Liu Yuan, Zhao Songyun, Du Wenyi, Shen Wei, Zhou Ning
Department of General Surgery, Wuxi People's Hospital Affiliated to Nanjing Medical University, Wuxi, China.
Department of Neurosurgery, Wuxi People's Hospital Affiliated to Nanjing Medical University, Wuxi, China.
Front Med (Lausanne). 2025 Jan 6;11:1467565. doi: 10.3389/fmed.2024.1467565. eCollection 2024.
Gastroparesis following complete mesocolic excision (CME) can precipitate a cascade of severe complications, which may significantly hinder postoperative recovery and diminish the patient's quality of life. In the present study, four advanced machine learning algorithms-Extreme Gradient Boosting (XGBoost), Random Forest (RF), Support Vector Machine (SVM), and -nearest neighbor (KNN)-were employed to develop predictive models. The clinical data of critically ill patients transferred to the intensive care unit (ICU) post-CME were meticulously analyzed to identify key risk factors associated with the development of gastroparesis.

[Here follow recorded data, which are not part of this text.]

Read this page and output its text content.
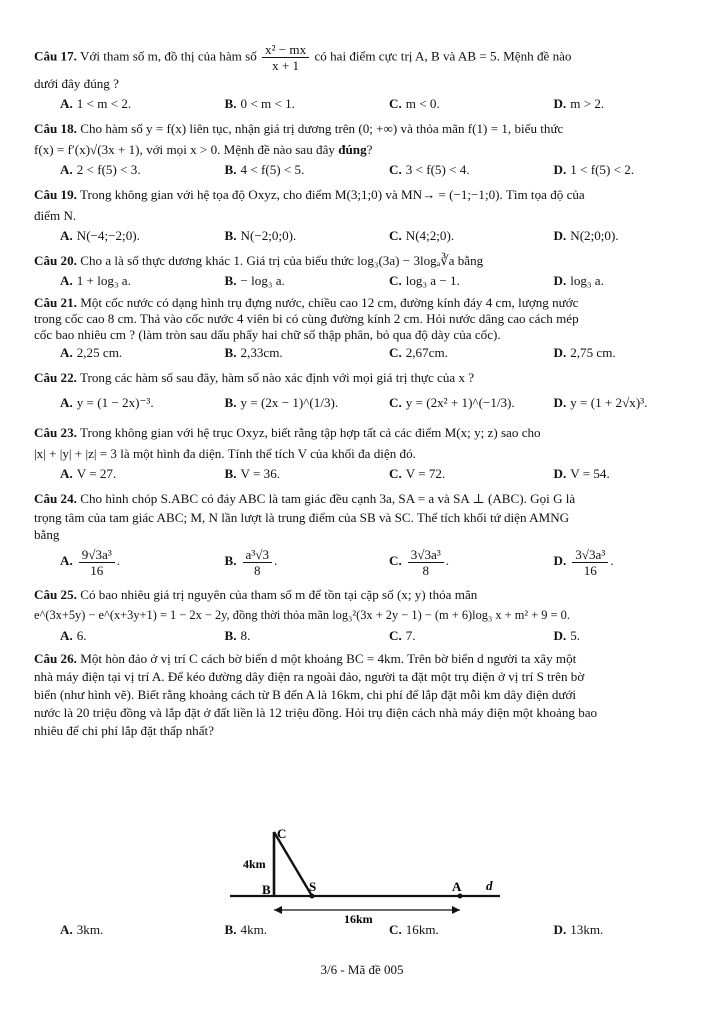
Câu 17. Với tham số m, đồ thị của hàm số $\frac{\text{x² − mx}}{x + 1}$ có hai điểm cực trị A, B và AB = 5. Mệnh đề nào

dưới đây đúng ?

A. 1 < m < 2.	B. 0 < m < 1.	C. m < 0.	D. m > 2.

Câu 18. Cho hàm số y = f(x) liên tục, nhận giá trị dương trên (0; +∞) và thỏa mãn f(1) = 1, biểu thức

f(x) = f′(x)√(3x + 1), với mọi x > 0. Mệnh đề nào sau đây đúng?

A. 2 < f(5) < 3.	B. 4 < f(5) < 5.	C. 3 < f(5) < 4.	D. 1 < f(5) < 2.

Câu 19. Trong không gian với hệ tọa độ Oxyz, cho điểm M(3;1;0) và MN→ = (−1;−1;0). Tìm tọa độ của

điểm N.

A. N(−4;−2;0).	B. N(−2;0;0).	C. N(4;2;0).	D. N(2;0;0).

Câu 20. Cho a là số thực dương khác 1. Giá trị của biểu thức log₃(3a) − 3logₐ∛a bằng

A. 1 + log₃ a.	B. − log₃ a.	C. log₃ a − 1.	D. log₃ a.

Câu 21. Một cốc nước có dạng hình trụ đựng nước, chiều cao 12 cm, đường kính đáy 4 cm, lượng nước

trong cốc cao 8 cm. Thả vào cốc nước 4 viên bi có cùng đường kính 2 cm. Hỏi nước dâng cao cách mép

cốc bao nhiêu cm ? (làm tròn sau dấu phẩy hai chữ số thập phân, bỏ qua độ dày của cốc).

A. 2,25 cm.	B. 2,33cm.	C. 2,67cm.	D. 2,75 cm.

Câu 22. Trong các hàm số sau đây, hàm số nào xác định với mọi giá trị thực của x ?

A. y = (1 − 2x)⁻³.	B. y = (2x − 1)^(1/3).	C. y = (2x² + 1)^(−1/3).	D. y = (1 + 2√x)³.

Câu 23. Trong không gian với hệ trục Oxyz, biết rằng tập hợp tất cả các điểm M(x; y; z) sao cho

|x| + |y| + |z| = 3 là một hình đa diện. Tính thể tích V của khối đa diện đó.

A. V = 27.	B. V = 36.	C. V = 72.	D. V = 54.

Câu 24. Cho hình chóp S.ABC có đáy ABC là tam giác đều cạnh 3a, SA = a và SA ⊥ (ABC). Gọi G là

trọng tâm của tam giác ABC; M, N lần lượt là trung điểm của SB và SC. Thể tích khối tứ diện AMNG

bằng

A. $\frac{\text{9√3a³}}{16}$ .	B. $\frac{\text{a³√3}}{8}$ .	C. $\frac{\text{3√3a³}}{8}$ .	D. $\frac{\text{3√3a³}}{16}$ .

Câu 25. Có bao nhiêu giá trị nguyên của tham số m để tồn tại cặp số (x; y) thỏa mãn

e^(3x+5y) − e^(x+3y+1) = 1 − 2x − 2y, đồng thời thỏa mãn log₃²(3x + 2y − 1) − (m + 6)log₃ x + m² + 9 = 0.

A. 6.	B. 8.	C. 7.	D. 5.

Câu 26. Một hòn đảo ở vị trí C cách bờ biển d một khoảng BC = 4km. Trên bờ biển d người ta xây một

nhà máy điện tại vị trí A. Để kéo đường dây điện ra ngoài đảo, người ta đặt một trụ điện ở vị trí S trên bờ

biển (như hình vẽ). Biết rằng khoảng cách từ B đến A là 16km, chi phí để lắp đặt mỗi km dây điện dưới

nước là 20 triệu đồng và lắp đặt ở đất liền là 12 triệu đồng. Hỏi trụ điện cách nhà máy điện một khoảng bao

nhiêu để chi phí lắp đặt thấp nhất?

C
4km
B	S	A d
16km
A. 3km.	B. 4km.	C. 16km.	D. 13km.
3/6 - Mã đề 005
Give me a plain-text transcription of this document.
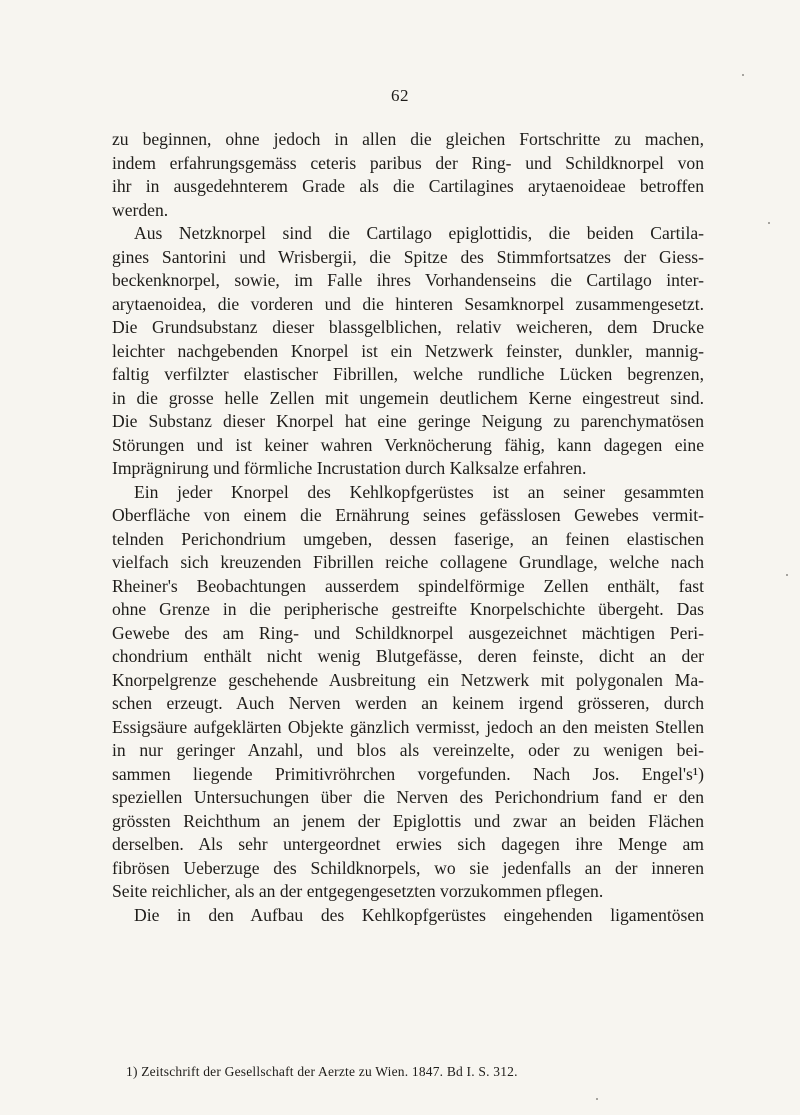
62
zu beginnen, ohne jedoch in allen die gleichen Fortschritte zu machen,
indem erfahrungsgemäss ceteris paribus der Ring- und Schildknorpel von
ihr in ausgedehnterem Grade als die Cartilagines arytaenoideae betroffen
werden.
Aus Netzknorpel sind die Cartilago epiglottidis, die beiden Cartila-
gines Santorini und Wrisbergii, die Spitze des Stimmfortsatzes der Giess-
beckenknorpel, sowie, im Falle ihres Vorhandenseins die Cartilago inter-
arytaenoidea, die vorderen und die hinteren Sesamknorpel zusammengesetzt.
Die Grundsubstanz dieser blassgelblichen, relativ weicheren, dem Drucke
leichter nachgebenden Knorpel ist ein Netzwerk feinster, dunkler, mannig-
faltig verfilzter elastischer Fibrillen, welche rundliche Lücken begrenzen,
in die grosse helle Zellen mit ungemein deutlichem Kerne eingestreut sind.
Die Substanz dieser Knorpel hat eine geringe Neigung zu parenchymatösen
Störungen und ist keiner wahren Verknöcherung fähig, kann dagegen eine
Imprägnirung und förmliche Incrustation durch Kalksalze erfahren.
Ein jeder Knorpel des Kehlkopfgerüstes ist an seiner gesammten
Oberfläche von einem die Ernährung seines gefässlosen Gewebes vermit-
telnden Perichondrium umgeben, dessen faserige, an feinen elastischen
vielfach sich kreuzenden Fibrillen reiche collagene Grundlage, welche nach
Rheiner's Beobachtungen ausserdem spindelförmige Zellen enthält, fast
ohne Grenze in die peripherische gestreifte Knorpelschichte übergeht. Das
Gewebe des am Ring- und Schildknorpel ausgezeichnet mächtigen Peri-
chondrium enthält nicht wenig Blutgefässe, deren feinste, dicht an der
Knorpelgrenze geschehende Ausbreitung ein Netzwerk mit polygonalen Ma-
schen erzeugt. Auch Nerven werden an keinem irgend grösseren, durch
Essigsäure aufgeklärten Objekte gänzlich vermisst, jedoch an den meisten Stellen
in nur geringer Anzahl, und blos als vereinzelte, oder zu wenigen bei-
sammen liegende Primitivröhrchen vorgefunden. Nach Jos. Engel's¹)
speziellen Untersuchungen über die Nerven des Perichondrium fand er den
grössten Reichthum an jenem der Epiglottis und zwar an beiden Flächen
derselben. Als sehr untergeordnet erwies sich dagegen ihre Menge am
fibrösen Ueberzuge des Schildknorpels, wo sie jedenfalls an der inneren
Seite reichlicher, als an der entgegengesetzten vorzukommen pflegen.
Die in den Aufbau des Kehlkopfgerüstes eingehenden ligamentösen
1) Zeitschrift der Gesellschaft der Aerzte zu Wien. 1847. Bd I. S. 312.
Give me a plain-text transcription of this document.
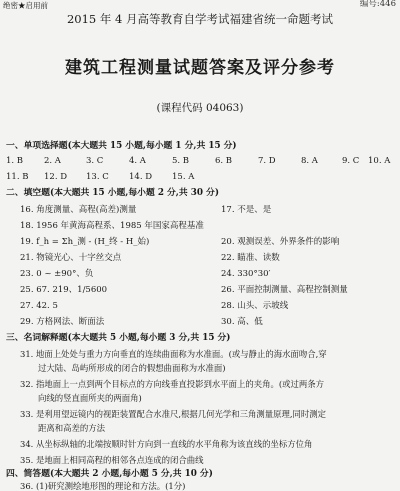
绝密★启用前	编号:446
2015 年 4 月高等教育自学考试福建省统一命题考试
建筑工程测量试题答案及评分参考
(课程代码 04063)
一、单项选择题(本大题共 15 小题,每小题 1 分,共 15 分)
1. B 2. A	3. C	4. A	5. B	6. B	7. D	8. A	9. C 10. A
11. B 12. D 13. C 14. D 15. A
二、填空题(本大题共 15 小题,每小题 2 分,共 30 分)
16. 角度测量、高程(高差)测量	17. 不是、是
18. 1956 年黄海高程系、1985 年国家高程基准
19. f_h = Σh_测 - (H_终 - H_始)	20. 观测误差、外界条件的影响
21. 物镜光心、十字丝交点	22. 瞄准、读数
23. 0 ~ ±90°、负	24. 330°30′
25. 67. 219、1/5600	26. 平面控制测量、高程控制测量
27. 42. 5	28. 山头、示坡线
29. 方格网法、断面法	30. 高、低
三、名词解释题(本大题共 5 小题,每小题 3 分,共 15 分)
31. 地面上处处与重力方向垂直的连续曲面称为水准面。(或与静止的海水面吻合,穿
过大陆、岛屿所形成的闭合的假想曲面称为水准面)
32. 指地面上一点到两个目标点的方向线垂直投影到水平面上的夹角。(或过两条方
向线的竖直面所夹的两面角)
33. 是利用望远镜内的视距装置配合水准尺,根据几何光学和三角测量原理,同时测定
距离和高差的方法
34. 从坐标纵轴的北端按顺时针方向到一直线的水平角称为该直线的坐标方位角
35. 是地面上相同高程的相邻各点连成的闭合曲线
四、简答题(本大题共 2 小题,每小题 5 分,共 10 分)
36. (1)研究测绘地形图的理论和方法。(1分)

We gathered 34 feature variables from a cohort of 1,097 colon cancer patients, including 87 individuals who developed gastroparesis post-surgery, across multiple hospitals, and applied a range of machine learning algorithms to construct the predictive model. To assess the model's generalization performance, we employed 10-fold cross-validation, while the receiver operating characteristic (ROC) curve was utilized to evaluate its discriminative capacity. Additionally, calibration curves, decision curve analysis (DCA), and external validation were integrated to provide a comprehensive evaluation of the model's clinical applicability and utility.

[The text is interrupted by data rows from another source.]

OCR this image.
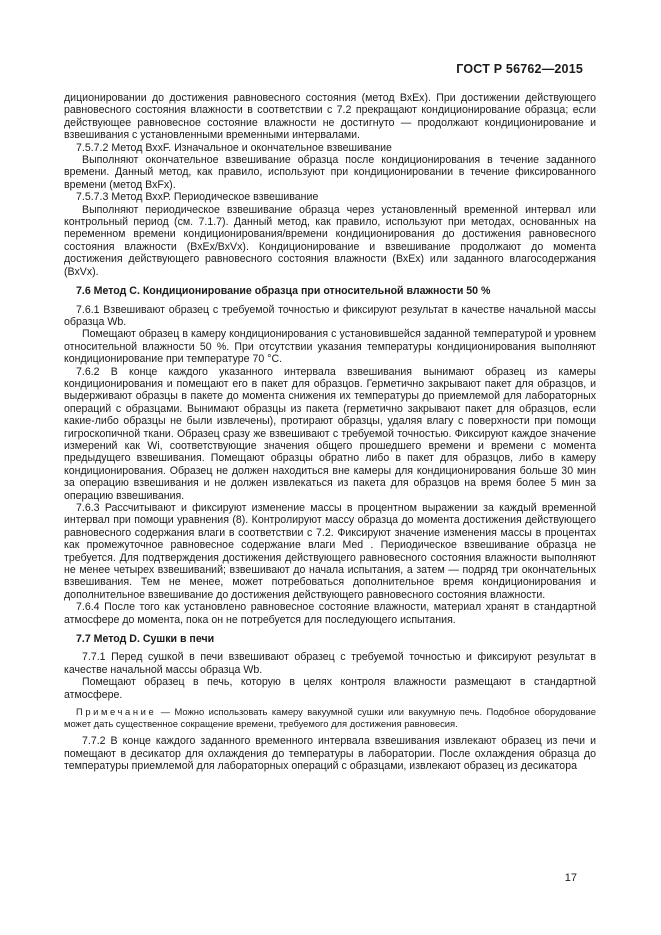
ГОСТ Р 56762—2015

диционировании до достижения равновесного состояния (метод ВхЕх). При достижении действующего равновесного состояния влажности в соответствии с 7.2 прекращают кондиционирование образца; если действующее равновесное состояние влажности не достигнуто — продолжают кондиционирование и взвешивания с установленными временными интервалами.

7.5.7.2 Метод ВхxF. Изначальное и окончательное взвешивание

Выполняют окончательное взвешивание образца после кондиционирования в течение заданного времени. Данный метод, как правило, используют при кондиционировании в течение фиксированного времени (метод ВхFx).

7.5.7.3 Метод ВхxР. Периодическое взвешивание

Выполняют периодическое взвешивание образца через установленный временной интервал или контрольный период (см. 7.1.7). Данный метод, как правило, используют при методах, основанных на переменном времени кондиционирования/времени кондиционирования до достижения равновесного состояния влажности (ВхЕх/ВхVх). Кондиционирование и взвешивание продолжают до момента достижения действующего равновесного состояния влажности (ВхЕх) или заданного влагосодержания (ВхVх).

7.6 Метод С. Кондиционирование образца при относительной влажности 50 %

7.6.1 Взвешивают образец с требуемой точностью и фиксируют результат в качестве начальной массы образца Wb.

Помещают образец в камеру кондиционирования с установившейся заданной температурой и уровнем относительной влажности 50 %. При отсутствии указания температуры кондиционирования выполняют кондиционирование при температуре 70 °С.

7.6.2 В конце каждого указанного интервала взвешивания вынимают образец из камеры кондиционирования и помещают его в пакет для образцов. Герметично закрывают пакет для образцов, и выдерживают образцы в пакете до момента снижения их температуры до приемлемой для лабораторных операций с образцами. Вынимают образцы из пакета (герметично закрывают пакет для образцов, если какие-либо образцы не были извлечены), протирают образцы, удаляя влагу с поверхности при помощи гигроскопичной ткани. Образец сразу же взвешивают с требуемой точностью. Фиксируют каждое значение измерений как Wi, соответствующие значения общего прошедшего времени и времени с момента предыдущего взвешивания. Помещают образцы обратно либо в пакет для образцов, либо в камеру кондиционирования. Образец не должен находиться вне камеры для кондиционирования больше 30 мин за операцию взвешивания и не должен извлекаться из пакета для образцов на время более 5 мин за операцию взвешивания.

7.6.3 Рассчитывают и фиксируют изменение массы в процентном выражении за каждый временной интервал при помощи уравнения (8). Контролируют массу образца до момента достижения действующего равновесного содержания влаги в соответствии с 7.2. Фиксируют значение изменения массы в процентах как промежуточное равновесное содержание влаги Med . Периодическое взвешивание образца не требуется. Для подтверждения достижения действующего равновесного состояния влажности выполняют не менее четырех взвешиваний; взвешивают до начала испытания, а затем — подряд три окончательных взвешивания. Тем не менее, может потребоваться дополнительное время кондиционирования и дополнительное взвешивание до достижения действующего равновесного состояния влажности.

7.6.4 После того как установлено равновесное состояние влажности, материал хранят в стандартной атмосфере до момента, пока он не потребуется для последующего испытания.

7.7 Метод D. Сушки в печи

7.7.1 Перед сушкой в печи взвешивают образец с требуемой точностью и фиксируют результат в качестве начальной массы образца Wb.

Помещают образец в печь, которую в целях контроля влажности размещают в стандартной атмосфере.

Примечание — Можно использовать камеру вакуумной сушки или вакуумную печь. Подобное оборудование может дать существенное сокращение времени, требуемого для достижения равновесия.

7.7.2 В конце каждого заданного временного интервала взвешивания извлекают образец из печи и помещают в десикатор для охлаждения до температуры в лаборатории. После охлаждения образца до температуры приемлемой для лабораторных операций с образцами, извлекают образец из десикатора

17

Among the four predictive models, the XGBoost algorithm demonstrated superior performance. As indicated by the ROC curve, XGBoost achieved an area under the curve (AUC) of 0.939 in the training set and 0.876 in the validation set, reflecting exceptional predictive accuracy. Notably, in the -fold cross-validation, the XGBoost model exhibited robust consistency across all folds, underscoring its stability. The calibration curve further revealed a favorable concordance between the predicted probabilities and the actual outcomes of the XGBoost model. Additionally, the DCA highlighted that patients receiving intervention under the XGBoost model experienced significantly greater clinical benefit.

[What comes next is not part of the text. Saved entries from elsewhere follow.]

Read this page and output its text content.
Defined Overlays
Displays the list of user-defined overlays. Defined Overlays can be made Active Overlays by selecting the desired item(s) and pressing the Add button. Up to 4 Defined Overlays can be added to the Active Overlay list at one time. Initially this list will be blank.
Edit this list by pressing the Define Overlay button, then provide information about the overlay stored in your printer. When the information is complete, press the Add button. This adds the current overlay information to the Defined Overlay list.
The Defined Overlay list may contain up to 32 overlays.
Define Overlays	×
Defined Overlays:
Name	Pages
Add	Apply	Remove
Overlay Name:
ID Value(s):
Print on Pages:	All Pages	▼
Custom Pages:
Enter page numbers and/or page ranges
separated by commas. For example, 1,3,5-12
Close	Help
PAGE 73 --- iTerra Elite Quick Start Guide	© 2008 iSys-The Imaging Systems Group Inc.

The onset of postoperative gastroparesis in colon cancer patients remains an elusive challenge to entirely prevent. However, the prediction model developed in this study offers valuable assistance to clinicians in identifying key high-risk factors for gastroparesis, thereby enhancing the quality of life and survival outcomes for these patients.
完整结肠系膜切除术(CME)后发生的胃轻瘫可引发一系列严重并发症,这可能会显著阻碍术后恢复并降低患者的生活质量。在本研究中,采用了四种先进的机器学习算法——极端梯度提升(XGBoost)、随机森林(RF)、支持向量机(SVM)和K近邻(KNN)——来开发预测模型。对CME术后转入重症监护病房(ICU)的危重症患者的临床数据进行了细致分析,以确定与胃轻瘫发生相关的关键风险因素。
我们从多家医院的1097例结肠癌患者队列中收集了34个特征变量,其中包括87例术后发生胃轻瘫的患者,并应用一系列机器学习算法构建预测模型。为评估模型的泛化性能,我们采用了10折交叉验证,同时利用受试者工作特征(ROC)曲线评估其判别能力。此外,还结合了校准曲线、决策曲线分析(DCA)和外部验证,以全面评估模型的临床适用性和实用性。
在四种预测模型中,XGBoost算法表现出卓越的性能。如ROC曲线所示,XGBoost在训练集中的曲线下面积(AUC)为0.939,在验证集中为0.876,反映出其出色的预测准确性。值得注意的是,在10折交叉验证中,XGBoost模型在所有折次中均表现出稳健的一致性,凸显了其稳定性。校准曲线进一步显示,XGBoost模型的预测概率与实际结果之间具有良好的一致性。此外,DCA表明,在XGBoost模型下接受干预的患者获得了显著更大的临床益处。
结肠癌患者术后胃轻瘫的发生仍然是一个难以完全预防的挑战。然而,本研究中开发的预测模型为临床医生识别胃轻瘫的关键高危因素提供了有价值的帮助,从而提高了这些患者的生活质量和生存结局。